A smart contract is a self-enforcing piece of so ware that is managed by a P2P network of computers. Smart contracts are rights management tools that provide a coordination and enforcement framework for agreements between network participants, without the need of traditional legal contracts. They can be used to formalize simple agreements between two parties, the bylaws of an organization, or to create tokens.
Smart Contracts are written and spoken agreements between two or more parties that are enforceable by law. In our society contracts have been popular for decades.
However, in this era of technology, especially, decentralized technologies, contracts have become “smart.”
The word smart contract has been thrown around quite a lot in the blockchain ecosystem but it is often confusing and difficult to understand.
In simple words, a smart contract is a self-executing contract, the behavior of which is defined by its creator programmatically. Smart contracts, unlike real-world contracts, do not need to be enforced, rather they enforce themselves automatically. They aim to reduce costs and provide security that is superior to traditional contracts.
The term smart contracts were first used by Nick Szabo in 1994. Nick Szabo was a computer scientist, law scholar, and a cryptographer.
Smart contracts function on one simple logic – IFTT – which means “If This Then That” logic. In simpler terms, it implies that every action done by the user pertaining to a smart contract has a subsequent action to be performed. Vending Machines are a popular example to explain this technology.
In a vending machine, you enter some money and then you enter a code to determine what item you want to purchase. Then that particular item falls off the shelf. Putting it into the IFTT logic – “IF the person enters enough money and types a code, THEN drop that item off of the shelf.”

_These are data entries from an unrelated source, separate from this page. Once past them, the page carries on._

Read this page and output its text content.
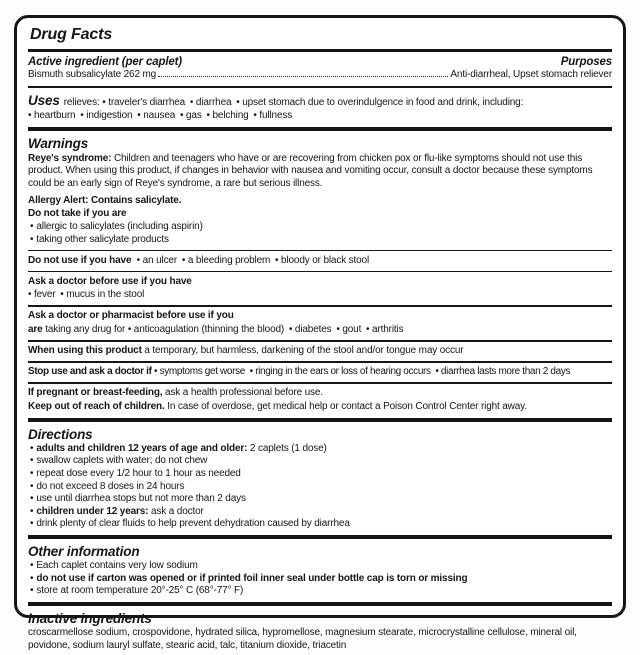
Drug Facts
Active ingredient (per caplet)	Purposes
Bismuth subsalicylate 262 mg	Anti-diarrheal, Upset stomach reliever
Uses relieves: • traveler's diarrhea • diarrhea • upset stomach due to overindulgence in food and drink, including:
• heartburn • indigestion • nausea • gas • belching • fullness
Warnings
Reye's syndrome: Children and teenagers who have or are recovering from chicken pox or flu-like symptoms should not use this product. When using this product, if changes in behavior with nausea and vomiting occur, consult a doctor because these symptoms could be an early sign of Reye's syndrome, a rare but serious illness.
Allergy Alert: Contains salicylate.
Do not take if you are
• allergic to salicylates (including aspirin)
• taking other salicylate products
Do not use if you have • an ulcer • a bleeding problem • bloody or black stool
Ask a doctor before use if you have
• fever • mucus in the stool
Ask a doctor or pharmacist before use if you
are taking any drug for • anticoagulation (thinning the blood) • diabetes • gout • arthritis
When using this product a temporary, but harmless, darkening of the stool and/or tongue may occur
Stop use and ask a doctor if • symptoms get worse • ringing in the ears or loss of hearing occurs • diarrhea lasts more than 2 days
If pregnant or breast-feeding, ask a health professional before use.
Keep out of reach of children. In case of overdose, get medical help or contact a Poison Control Center right away.
Directions
• adults and children 12 years of age and older: 2 caplets (1 dose)
• swallow caplets with water; do not chew
• repeat dose every 1/2 hour to 1 hour as needed
• do not exceed 8 doses in 24 hours
• use until diarrhea stops but not more than 2 days
• children under 12 years: ask a doctor
• drink plenty of clear fluids to help prevent dehydration caused by diarrhea
Other information
• Each caplet contains very low sodium
• do not use if carton was opened or if printed foil inner seal under bottle cap is torn or missing
• store at room temperature 20°-25° C (68°-77° F)
Inactive ingredients
croscarmellose sodium, crospovidone, hydrated silica, hypromellose, magnesium stearate, microcrystalline cellulose, mineral oil, povidone, sodium lauryl sulfate, stearic acid, talc, titanium dioxide, triacetin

The smart contract is stored inside the blockchain which makes it immutable, decentralized and worthy of trust. Let us now take a real-life example to see how smart contracts actually function.
Kickstarter is a popular crowdfunding platform wherein people put their projects and interested users contribute to support them. If the funding goal is reached, the projects can get their funds. The interaction is made possible due to the presence of Kickstarter which also take its cut for its services. If we replicate this model with the help of smart contracts, Kickstarter is no more required to facilitate such transactions.
The smart contract can be programmed to hold the funds until the funding goal is reached. If the goal is achieved the money can go to the project owners and if not, then it can be returned to the contributors. This makes the system efficient and cheap.
These examples are just the beginning of what this technology can achieve. It has a variety of use cases in healthcare, automobile, real estate, law, accountancy and other use cases that we have not even thought of. As the Ethereum CTO, Gavin Wood says,
“The potential for [smart contracts] to alter aspects of society is of significant magnitude. This is something that would provide a technical basis for all sorts of social changes, and I find that exciting.”